Supporting your child’s gut health
Foods such as “wheat, onion, banana, garlic and leek” can also feed the Bifidobacteria in our guts, Prodam said.
Whether children have more or less of certain probiotic strains can be genetically and environmentally predisposed, Moran said — but microbiota composition can also be “directly dependent on eating particular foods, including changes in the microbiota when we eat overly processed foods.”
The unknowns of probiotics
Additional, longer studies are necessary for greater understanding of how probiotic supplements could modify the gut microbiota, and therefore metabolism and weight.
“There is data that already exists suggesting that obesity might (be) associated with microbiome changes, although a lot of that data doesn’t describe whether the microbiome changes came first … or the weight changes happened and then microbiome changes,” Moran said in an email. “We also know that many large dietary changes (especially restriction diets) have a large effect on our microbiome.”

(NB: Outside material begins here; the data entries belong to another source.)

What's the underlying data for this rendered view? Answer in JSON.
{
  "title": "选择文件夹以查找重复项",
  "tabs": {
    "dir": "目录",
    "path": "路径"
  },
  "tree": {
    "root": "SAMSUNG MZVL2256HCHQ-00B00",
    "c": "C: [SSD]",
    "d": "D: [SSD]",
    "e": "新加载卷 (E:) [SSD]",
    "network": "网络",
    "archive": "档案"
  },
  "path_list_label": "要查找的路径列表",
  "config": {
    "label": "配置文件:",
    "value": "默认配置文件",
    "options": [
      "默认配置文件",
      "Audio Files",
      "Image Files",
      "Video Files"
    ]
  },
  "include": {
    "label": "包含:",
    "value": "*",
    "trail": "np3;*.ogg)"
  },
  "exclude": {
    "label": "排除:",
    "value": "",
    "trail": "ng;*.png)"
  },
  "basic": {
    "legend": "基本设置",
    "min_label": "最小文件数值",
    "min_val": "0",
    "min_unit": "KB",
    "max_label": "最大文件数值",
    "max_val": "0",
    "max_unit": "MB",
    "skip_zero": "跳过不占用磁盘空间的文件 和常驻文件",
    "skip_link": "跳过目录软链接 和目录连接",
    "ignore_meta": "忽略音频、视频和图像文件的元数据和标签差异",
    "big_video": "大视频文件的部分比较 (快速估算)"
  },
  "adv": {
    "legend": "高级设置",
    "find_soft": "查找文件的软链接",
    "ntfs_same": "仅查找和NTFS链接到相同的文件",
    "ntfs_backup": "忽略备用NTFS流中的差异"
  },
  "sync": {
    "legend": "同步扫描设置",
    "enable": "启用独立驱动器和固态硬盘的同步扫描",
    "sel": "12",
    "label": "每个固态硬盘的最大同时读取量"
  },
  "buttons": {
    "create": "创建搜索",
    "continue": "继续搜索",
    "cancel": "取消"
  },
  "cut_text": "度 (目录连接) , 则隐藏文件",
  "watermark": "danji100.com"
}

“Although probiotics are generally regarded as safe for most people, the majority of probiotic trials have not reported safety data as rigorously as these data are reported in pharmaceutical trials,” said Dr. Geoffrey Preidis, a pediatric gastroenterologist and assistant professor in the department of pediatrics at Baylor College of Medicine and Texas Children’s Hospital.
“So the risk of side effects might be higher than we think,” Preidis, who wasn’t involved in the study, added. “Parents should consult with their children’s doctors prior to starting any probiotic regimen.”